En collaboration avec les autorités locales, MSF travaille dans deux cliniques ambulatoires dans les communautés de San Francisco de Guayo et de Nabasanuka, toutes deux situées dans la municipalité d’Antonio Díaz, dans l’est de l’État. Trois semaines par mois, une équipe multidisciplinaire de MSF composée de médecins, d’infirmières, de pharmacien·ne·s, de spécialistes de l’eau, de l’assainissement, de la logistique et de la promotion de la santé s’installe au point de santé, fournissant des soins médicaux généraux à environ 70 personnes par jour.

La promotion de la santé est un aspect important du travail de MSF à Delta Amacuro. 

En informant les gens, il est possible de les sensibiliser à des pratiques saines, à une bonne hygiène et à la prévention des maladies, sans négliger les traditions de la communauté. Non seulement cela a un impact direct sur la santé des gens, mais cela favorise également l’autonomie de la communauté et une approche proactive de la santé. 

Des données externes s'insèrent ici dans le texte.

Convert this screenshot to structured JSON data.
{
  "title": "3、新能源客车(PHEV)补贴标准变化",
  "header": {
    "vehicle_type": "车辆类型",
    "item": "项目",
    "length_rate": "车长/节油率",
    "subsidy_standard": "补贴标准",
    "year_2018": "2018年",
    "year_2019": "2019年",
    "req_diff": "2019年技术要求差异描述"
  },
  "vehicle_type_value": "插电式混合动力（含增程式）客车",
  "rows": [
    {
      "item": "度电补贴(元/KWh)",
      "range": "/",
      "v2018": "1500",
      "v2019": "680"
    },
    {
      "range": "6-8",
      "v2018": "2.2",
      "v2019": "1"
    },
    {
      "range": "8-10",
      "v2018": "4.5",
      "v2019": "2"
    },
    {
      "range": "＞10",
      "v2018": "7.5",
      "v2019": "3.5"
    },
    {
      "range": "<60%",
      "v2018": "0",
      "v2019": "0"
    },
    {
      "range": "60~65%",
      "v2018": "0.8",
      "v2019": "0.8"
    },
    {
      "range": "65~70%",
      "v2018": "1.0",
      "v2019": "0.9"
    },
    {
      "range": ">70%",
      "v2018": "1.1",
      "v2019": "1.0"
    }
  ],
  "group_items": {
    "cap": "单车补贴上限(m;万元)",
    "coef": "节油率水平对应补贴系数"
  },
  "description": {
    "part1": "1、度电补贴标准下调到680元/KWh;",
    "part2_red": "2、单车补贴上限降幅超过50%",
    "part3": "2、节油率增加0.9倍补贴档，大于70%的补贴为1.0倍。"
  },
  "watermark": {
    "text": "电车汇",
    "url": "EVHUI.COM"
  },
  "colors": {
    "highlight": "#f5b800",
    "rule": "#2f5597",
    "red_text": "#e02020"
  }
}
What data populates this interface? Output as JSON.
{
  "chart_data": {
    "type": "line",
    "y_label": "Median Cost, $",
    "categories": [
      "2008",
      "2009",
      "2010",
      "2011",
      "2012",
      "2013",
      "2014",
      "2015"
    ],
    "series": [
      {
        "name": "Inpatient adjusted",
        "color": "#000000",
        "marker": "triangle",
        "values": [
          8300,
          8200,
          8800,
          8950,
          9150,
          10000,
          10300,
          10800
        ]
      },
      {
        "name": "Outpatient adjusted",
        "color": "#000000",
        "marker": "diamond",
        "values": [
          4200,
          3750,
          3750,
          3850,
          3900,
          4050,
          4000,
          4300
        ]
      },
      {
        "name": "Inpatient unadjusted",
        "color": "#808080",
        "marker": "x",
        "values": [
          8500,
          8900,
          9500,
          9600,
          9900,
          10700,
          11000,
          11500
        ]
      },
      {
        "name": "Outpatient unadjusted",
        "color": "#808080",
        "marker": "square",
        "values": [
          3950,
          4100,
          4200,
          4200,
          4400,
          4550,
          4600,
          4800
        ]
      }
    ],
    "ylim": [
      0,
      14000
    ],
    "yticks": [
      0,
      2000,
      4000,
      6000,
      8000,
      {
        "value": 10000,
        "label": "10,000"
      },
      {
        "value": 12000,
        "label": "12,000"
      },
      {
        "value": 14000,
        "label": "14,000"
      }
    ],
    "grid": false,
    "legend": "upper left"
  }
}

Carlos Dominguez, coordinnateur de projet MSF dans le Delta Amacuro.

MSF organise également des transferts hospitaliers pour les patients et les patientes qui ont besoin de soins spécialisés. L’équipe médicale de MSF a contacté les autorités sanitaires pour demander un bateau-ambulance de Tucupita pour Jésus, trois ans, qui a besoin d’un traitement urgent qui n’est pas disponible à Nabanasuka. Les parents de Jésus ont pagayé pendant quatre heures pour l’amener à la clinique de Nabanasuka et il leur faudrait sept jours pour pagayer jusqu’à Tucupita, alors que le voyage en ambulance ne dure que six heures.

Le travail de MSF dans l’État du Delta Amacuro témoigne de l’importance de fournir des services médicaux de base à tout le monde, quelles que soient la situation géographique ou les circonstances. MSF continue de souligner que l’accès à des soins de santé est un droit fondamental qui doit être respecté pour chaque individu, même dans les régions les plus isolées et les plus défavorisées.

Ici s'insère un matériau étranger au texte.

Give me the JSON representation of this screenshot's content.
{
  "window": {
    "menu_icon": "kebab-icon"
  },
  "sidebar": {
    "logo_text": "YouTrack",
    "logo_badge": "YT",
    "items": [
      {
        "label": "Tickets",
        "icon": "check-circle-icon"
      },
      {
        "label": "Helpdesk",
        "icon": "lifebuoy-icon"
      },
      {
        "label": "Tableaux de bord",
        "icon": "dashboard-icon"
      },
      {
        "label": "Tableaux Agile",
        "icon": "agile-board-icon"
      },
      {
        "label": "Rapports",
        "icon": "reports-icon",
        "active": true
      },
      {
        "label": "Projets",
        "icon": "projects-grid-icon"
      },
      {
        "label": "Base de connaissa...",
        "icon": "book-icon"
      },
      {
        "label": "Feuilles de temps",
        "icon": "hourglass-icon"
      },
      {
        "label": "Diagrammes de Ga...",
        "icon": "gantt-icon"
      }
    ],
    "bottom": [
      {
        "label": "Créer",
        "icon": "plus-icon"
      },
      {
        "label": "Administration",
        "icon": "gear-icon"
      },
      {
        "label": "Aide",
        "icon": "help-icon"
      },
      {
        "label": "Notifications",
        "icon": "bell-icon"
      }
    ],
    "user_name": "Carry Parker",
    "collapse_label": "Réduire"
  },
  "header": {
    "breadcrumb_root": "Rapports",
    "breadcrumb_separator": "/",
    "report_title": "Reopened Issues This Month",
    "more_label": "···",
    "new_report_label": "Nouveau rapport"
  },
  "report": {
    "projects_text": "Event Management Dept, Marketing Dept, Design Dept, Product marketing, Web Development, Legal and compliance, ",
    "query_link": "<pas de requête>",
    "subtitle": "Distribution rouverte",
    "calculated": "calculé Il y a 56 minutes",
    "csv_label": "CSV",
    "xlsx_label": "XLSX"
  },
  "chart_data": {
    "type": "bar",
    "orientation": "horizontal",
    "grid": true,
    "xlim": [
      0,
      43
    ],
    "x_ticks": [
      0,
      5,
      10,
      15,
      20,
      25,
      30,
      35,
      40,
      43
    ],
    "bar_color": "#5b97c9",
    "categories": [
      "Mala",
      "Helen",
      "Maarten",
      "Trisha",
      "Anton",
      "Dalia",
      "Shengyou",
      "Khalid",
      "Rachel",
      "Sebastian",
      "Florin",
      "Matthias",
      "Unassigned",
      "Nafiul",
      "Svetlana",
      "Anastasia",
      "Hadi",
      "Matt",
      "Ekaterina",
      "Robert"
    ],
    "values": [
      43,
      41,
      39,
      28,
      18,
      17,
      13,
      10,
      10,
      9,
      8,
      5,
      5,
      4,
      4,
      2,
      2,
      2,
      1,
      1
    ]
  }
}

À la clinique de Nabansuka, Adelia discute avec un promoteur de santé de MSF des avantages de l’allaitement maternel. « Yakera wito », dit-elle avec un grand sourire. Cela signifie « bonjour » en langue warao, mais c’est aussi une façon d’exprimer sa gratitude.

Un chef de la communauté warao assiste à la scène et observe : « Lorsqu’un médecin se trouve à proximité d’un village, les gens se sentent calmes et heureux ».

Adelia est maintenant prête à remonter la rivière et à rentrer chez elle pour présenter le bébé José Antonio au reste de sa communauté.